Biases – Who Cares For the Poor?

I’ve mentioned before how much I enjoy walking the district, and not just because I get to meet people who agree with me.  You learn more from the people who disagree, and how they disagree.  Usually, we manage to do that without being disagreeable.  After all, it’s surprising to me when people taken the campaign more personally than I do.

But then, there are the times that are revealing.  I started a conversation with one voter, who asked how I felt about the Taxpayer’s Bill of Rights.  I’ve never made any secret of the fact that I support it, especially the provisions that require taxpayer approval for any increase in taxes.  I firmly believe that recipients of new funds should have to make the case of the worthiness of their cause to the people whose money they’ll be spending, not merely to legislators who see an opportunity to buy votes with taxpayer dollars.

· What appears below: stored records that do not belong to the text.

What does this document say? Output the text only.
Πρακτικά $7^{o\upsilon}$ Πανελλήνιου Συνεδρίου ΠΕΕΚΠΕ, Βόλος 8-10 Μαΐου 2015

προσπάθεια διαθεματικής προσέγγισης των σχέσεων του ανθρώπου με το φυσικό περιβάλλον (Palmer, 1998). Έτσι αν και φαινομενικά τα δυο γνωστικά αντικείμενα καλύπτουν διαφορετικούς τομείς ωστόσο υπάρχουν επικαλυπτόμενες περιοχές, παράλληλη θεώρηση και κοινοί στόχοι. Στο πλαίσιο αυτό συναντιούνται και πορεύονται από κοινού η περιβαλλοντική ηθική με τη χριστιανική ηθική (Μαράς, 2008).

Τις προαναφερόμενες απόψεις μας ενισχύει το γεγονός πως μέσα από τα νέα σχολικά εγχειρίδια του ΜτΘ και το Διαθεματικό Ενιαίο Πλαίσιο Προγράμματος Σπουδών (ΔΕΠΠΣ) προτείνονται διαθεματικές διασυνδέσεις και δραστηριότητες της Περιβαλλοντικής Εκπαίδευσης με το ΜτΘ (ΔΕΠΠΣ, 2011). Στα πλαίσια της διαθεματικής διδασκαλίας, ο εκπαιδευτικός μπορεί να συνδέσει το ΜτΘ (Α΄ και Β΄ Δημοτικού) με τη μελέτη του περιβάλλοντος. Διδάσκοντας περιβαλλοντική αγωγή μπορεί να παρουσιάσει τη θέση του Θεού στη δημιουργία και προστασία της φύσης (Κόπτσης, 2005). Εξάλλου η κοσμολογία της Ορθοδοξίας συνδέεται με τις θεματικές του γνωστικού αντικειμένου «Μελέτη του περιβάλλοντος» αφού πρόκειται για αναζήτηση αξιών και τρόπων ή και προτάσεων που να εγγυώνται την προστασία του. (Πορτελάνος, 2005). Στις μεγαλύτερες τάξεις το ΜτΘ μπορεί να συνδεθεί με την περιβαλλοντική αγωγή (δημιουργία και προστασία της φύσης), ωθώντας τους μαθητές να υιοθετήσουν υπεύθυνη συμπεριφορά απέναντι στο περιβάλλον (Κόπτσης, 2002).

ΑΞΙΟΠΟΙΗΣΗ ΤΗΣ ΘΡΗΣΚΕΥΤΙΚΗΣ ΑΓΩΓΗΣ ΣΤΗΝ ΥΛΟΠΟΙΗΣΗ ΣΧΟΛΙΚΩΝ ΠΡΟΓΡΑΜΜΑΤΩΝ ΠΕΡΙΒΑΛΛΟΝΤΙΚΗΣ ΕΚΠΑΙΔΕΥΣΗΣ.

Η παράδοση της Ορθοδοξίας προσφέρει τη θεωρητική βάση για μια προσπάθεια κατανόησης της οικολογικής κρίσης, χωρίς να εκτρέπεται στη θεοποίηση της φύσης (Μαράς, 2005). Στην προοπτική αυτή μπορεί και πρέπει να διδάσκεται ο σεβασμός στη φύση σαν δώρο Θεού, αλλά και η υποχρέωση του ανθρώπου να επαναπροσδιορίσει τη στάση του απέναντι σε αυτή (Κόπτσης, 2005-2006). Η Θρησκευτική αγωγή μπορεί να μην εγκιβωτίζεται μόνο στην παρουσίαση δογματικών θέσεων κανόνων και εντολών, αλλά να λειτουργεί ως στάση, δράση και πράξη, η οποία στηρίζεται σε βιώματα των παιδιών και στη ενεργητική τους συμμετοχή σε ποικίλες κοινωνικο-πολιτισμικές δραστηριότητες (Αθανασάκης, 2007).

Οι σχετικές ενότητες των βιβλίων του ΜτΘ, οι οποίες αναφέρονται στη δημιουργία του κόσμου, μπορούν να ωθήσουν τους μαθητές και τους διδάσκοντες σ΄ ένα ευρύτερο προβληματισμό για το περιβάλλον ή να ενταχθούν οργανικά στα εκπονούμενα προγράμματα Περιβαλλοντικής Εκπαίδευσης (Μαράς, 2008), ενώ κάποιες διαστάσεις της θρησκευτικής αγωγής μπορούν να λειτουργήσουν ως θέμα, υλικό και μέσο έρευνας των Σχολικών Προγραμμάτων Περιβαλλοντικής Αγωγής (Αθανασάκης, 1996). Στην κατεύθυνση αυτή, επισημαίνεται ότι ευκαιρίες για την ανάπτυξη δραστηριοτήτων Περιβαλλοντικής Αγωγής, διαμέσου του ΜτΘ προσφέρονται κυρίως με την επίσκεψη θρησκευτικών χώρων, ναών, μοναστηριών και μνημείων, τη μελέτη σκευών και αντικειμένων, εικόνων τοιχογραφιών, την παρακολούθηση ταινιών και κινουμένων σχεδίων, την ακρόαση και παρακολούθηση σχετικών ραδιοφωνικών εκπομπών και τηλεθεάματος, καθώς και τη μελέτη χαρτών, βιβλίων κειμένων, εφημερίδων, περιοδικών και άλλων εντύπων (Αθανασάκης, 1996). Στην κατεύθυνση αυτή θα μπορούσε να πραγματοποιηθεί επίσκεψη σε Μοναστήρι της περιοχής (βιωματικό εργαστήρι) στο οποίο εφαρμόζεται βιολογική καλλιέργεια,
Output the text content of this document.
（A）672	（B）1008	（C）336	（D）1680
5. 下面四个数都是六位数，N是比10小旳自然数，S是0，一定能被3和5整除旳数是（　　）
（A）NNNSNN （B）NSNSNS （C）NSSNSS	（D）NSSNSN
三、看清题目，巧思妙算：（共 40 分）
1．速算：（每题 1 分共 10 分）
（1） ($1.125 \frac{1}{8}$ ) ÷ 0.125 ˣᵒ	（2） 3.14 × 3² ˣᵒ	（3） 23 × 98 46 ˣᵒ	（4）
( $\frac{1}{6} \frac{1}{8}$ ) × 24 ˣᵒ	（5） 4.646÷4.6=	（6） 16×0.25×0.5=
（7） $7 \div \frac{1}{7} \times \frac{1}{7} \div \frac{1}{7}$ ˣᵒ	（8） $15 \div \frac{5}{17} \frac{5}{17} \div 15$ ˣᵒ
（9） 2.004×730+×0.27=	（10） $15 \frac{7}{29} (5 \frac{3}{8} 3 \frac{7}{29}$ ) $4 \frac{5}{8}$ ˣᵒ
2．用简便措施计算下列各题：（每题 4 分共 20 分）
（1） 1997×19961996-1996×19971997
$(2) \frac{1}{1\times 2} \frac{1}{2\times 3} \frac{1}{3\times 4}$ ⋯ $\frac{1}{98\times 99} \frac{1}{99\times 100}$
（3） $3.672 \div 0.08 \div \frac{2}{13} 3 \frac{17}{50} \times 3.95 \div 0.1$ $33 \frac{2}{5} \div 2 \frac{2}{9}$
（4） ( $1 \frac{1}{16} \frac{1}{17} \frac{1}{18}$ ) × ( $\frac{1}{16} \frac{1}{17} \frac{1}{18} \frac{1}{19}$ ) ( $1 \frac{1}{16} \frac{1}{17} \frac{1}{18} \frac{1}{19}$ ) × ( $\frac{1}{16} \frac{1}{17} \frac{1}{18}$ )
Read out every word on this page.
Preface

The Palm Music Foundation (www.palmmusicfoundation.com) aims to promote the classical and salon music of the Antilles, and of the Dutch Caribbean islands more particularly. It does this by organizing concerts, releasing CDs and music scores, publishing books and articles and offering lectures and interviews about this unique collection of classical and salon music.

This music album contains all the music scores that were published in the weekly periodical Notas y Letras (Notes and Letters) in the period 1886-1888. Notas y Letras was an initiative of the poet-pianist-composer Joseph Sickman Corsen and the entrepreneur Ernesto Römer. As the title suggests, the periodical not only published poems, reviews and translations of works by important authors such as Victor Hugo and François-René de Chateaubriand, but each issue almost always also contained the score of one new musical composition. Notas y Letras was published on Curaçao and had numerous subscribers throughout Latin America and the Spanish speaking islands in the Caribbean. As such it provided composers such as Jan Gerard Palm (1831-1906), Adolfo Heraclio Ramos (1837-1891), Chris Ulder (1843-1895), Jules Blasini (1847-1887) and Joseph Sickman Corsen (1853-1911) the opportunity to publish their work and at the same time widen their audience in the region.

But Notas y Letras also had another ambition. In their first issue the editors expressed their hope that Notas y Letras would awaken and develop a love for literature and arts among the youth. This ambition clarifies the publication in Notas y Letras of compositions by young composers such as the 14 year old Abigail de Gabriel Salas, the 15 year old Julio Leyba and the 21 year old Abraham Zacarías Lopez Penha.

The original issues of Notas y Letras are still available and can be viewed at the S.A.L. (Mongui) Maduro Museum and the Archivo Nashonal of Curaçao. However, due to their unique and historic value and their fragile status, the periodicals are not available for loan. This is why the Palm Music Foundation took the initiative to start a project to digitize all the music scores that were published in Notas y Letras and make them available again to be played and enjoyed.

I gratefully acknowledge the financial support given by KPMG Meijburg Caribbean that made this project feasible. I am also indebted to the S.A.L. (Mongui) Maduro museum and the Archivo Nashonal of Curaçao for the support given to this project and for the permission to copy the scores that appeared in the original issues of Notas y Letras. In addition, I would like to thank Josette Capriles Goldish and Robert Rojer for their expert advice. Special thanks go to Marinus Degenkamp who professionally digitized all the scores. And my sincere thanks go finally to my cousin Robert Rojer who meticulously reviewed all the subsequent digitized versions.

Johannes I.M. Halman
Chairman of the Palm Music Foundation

The voter, who, as it turns out, works for a very left-of-center think tank here in Colorado, vociferously disagreed.  Nothing wrong so far.  Then, this:

She: I’m a member of society, and I’m willing to do my part and pay more if I have to
Me: Fair enough, but you do realize that there are plenty of private charities that you can contribute to, that are just as much a part of society, and do just as much good
She: Well, you go ahead and contribute to your religious groups (slight pause) and your secular groups….
Me: Ma’am, please don’t put words in my mouth.  I didn’t mention religious groups at all.
She (spitting nails at this point): Well, I know what you meant.
Me: No, you don’t.  Although, remember that the soup tastes just as good when the Catholics serve it.

This is problematic on a number of levels.  I don’t have any reason to believe the woman was reacting speficially to my yarmulke.  That is, I’m willing to give her the benefit of the doubt and assume that she has a problem with religion in general.  But the close-minded opposition to the assumed close-mindedness of the religious is an especially destructive sort of prejudice.  It undermines our civil society, those institutions that exist independently of the government, and provide a community connection for both the giver and the receiver.

There is also, perhaps a cautionary tale here for those religious (and secular) organizations whom the government uses to provide needed social services.  These groups, seeing an opportunity to do more, can all too easily be converted into clients of the state, dependent on the government not only for money for service delivery, but also for general overhead.  And after that, they can become easy prey for those who, like my neighbor, hold them in disdain.

Nobody ought dispute the need for a government safety net.  But the temptation to “do more,” laden though it is with good intentions and sympathy for those who need our help, also carries its own risks.